The Leaf Bunker is a golf course hazard peculiar to public golf courses in Michigan and other wooded climes in the fall. It is a horror for which there is no known technique for either a) locating your ball or b) hitting a shot out of one if you are lucky enough to located said ball. Further, no manufacturer has designed a club to aid in the endeavor.
I will bet that the rules-writing suits at the USGA have never had to deal with this at their private clubs.
The rules of golf permit probing for your ball when covered by a loose obstruction, but will penalize you if the ball moves in doing so. I have no idea how I was supposed to find my ball without somehow causing it to move. On the other hand, the leaves were so thick that when I finally did find my ball, resting neatly on sand, there was no way to tell whether I had caused it to move. It seems likely, though. The ball likely was suspended in that rather thick layer and had fallen to the sand as a result of my tossing about.
Further, since this particular Leaf Bunker was knee deep, the penalty for touching a loose obstruction on the backswing was all but unavoidable.

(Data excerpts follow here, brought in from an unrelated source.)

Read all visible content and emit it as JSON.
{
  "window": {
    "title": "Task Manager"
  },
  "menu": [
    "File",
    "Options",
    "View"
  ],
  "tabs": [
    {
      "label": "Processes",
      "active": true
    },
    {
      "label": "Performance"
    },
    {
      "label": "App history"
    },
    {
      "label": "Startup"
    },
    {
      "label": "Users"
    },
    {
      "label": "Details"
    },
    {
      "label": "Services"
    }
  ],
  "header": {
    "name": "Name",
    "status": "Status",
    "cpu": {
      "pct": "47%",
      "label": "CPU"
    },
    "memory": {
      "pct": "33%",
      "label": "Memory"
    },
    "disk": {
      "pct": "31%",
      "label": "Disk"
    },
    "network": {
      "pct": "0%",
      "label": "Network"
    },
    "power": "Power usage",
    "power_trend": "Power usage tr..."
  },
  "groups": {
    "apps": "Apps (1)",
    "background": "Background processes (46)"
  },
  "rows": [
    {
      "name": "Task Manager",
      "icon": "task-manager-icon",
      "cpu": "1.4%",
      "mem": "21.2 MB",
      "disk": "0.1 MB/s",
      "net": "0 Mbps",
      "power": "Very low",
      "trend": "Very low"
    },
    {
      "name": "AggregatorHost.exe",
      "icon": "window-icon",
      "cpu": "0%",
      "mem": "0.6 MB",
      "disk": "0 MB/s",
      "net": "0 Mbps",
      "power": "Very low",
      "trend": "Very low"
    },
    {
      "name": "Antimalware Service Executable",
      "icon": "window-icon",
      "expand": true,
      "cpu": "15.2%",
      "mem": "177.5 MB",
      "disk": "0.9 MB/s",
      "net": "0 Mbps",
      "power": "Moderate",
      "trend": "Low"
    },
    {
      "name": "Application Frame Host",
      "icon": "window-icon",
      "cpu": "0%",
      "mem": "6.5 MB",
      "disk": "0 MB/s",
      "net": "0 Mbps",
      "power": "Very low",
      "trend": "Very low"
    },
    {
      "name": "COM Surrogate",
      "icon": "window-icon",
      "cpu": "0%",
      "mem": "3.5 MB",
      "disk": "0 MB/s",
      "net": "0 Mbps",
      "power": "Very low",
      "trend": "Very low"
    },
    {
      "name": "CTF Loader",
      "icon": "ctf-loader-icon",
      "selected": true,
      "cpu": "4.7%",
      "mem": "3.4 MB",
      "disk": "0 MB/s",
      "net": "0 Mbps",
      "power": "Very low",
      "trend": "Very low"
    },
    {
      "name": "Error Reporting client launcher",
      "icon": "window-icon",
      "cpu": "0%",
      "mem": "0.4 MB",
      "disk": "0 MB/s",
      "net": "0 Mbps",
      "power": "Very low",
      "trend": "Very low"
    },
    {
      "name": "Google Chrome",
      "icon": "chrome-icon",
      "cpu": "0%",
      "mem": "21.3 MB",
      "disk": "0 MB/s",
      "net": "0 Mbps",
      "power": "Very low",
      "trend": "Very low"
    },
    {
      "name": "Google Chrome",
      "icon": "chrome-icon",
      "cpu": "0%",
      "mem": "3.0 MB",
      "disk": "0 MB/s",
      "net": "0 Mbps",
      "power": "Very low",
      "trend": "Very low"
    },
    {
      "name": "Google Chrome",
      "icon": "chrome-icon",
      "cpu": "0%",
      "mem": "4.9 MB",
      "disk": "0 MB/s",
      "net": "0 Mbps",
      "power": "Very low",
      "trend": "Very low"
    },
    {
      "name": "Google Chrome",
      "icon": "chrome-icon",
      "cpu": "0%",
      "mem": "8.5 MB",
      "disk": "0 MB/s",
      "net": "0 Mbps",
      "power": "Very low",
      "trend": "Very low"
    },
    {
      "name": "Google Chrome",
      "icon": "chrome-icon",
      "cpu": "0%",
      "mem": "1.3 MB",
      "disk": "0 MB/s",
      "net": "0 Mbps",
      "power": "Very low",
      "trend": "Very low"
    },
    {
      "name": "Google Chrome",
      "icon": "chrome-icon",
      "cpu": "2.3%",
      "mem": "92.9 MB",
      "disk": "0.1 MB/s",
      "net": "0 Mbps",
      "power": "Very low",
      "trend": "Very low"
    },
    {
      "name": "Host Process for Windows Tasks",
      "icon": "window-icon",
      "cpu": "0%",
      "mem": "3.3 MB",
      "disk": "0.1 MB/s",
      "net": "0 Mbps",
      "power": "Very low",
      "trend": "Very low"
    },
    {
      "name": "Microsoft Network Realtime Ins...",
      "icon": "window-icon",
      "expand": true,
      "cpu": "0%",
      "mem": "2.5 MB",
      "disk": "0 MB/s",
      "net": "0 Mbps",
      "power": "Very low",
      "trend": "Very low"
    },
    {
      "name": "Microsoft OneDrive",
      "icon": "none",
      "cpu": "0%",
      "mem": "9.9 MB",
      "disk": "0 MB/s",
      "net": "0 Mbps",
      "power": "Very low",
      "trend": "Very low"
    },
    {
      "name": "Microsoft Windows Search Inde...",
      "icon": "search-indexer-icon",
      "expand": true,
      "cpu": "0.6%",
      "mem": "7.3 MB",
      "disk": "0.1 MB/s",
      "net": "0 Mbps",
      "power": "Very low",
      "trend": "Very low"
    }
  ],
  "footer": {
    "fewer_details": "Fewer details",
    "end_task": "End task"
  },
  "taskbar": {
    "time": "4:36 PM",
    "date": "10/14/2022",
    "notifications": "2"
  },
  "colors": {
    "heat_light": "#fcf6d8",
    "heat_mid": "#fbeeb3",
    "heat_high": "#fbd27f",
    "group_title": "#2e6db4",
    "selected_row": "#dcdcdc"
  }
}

Here are my suggestions for playing out of a Leaf Bunker:
Start with the club at waist height and to “pump” it a couple of times before turning through and releasing. Leaves disturbed on the swing through don’t come with a penalty.
Do not, under any circumstances, take your eye off the ball’s position. On a windy day, leaves may very well blow across the ball as you are swinging. The ball won’t likely move, but you may not be able to see it. A laser focus on the position is critical or you will become distracted and miss.
Make sure there are no sticks that you can hit on the way through. That’s painful.
Swing hard. A dense layer of leaves absorbs a lot of energy, particularly because the lower reaches are likely to be damp.
Or … and here’s the best advice …
Treat the Leaf Bunker in the same fashion as water in a bunker. Drop the ball at the nearest point of relief inside the bunker.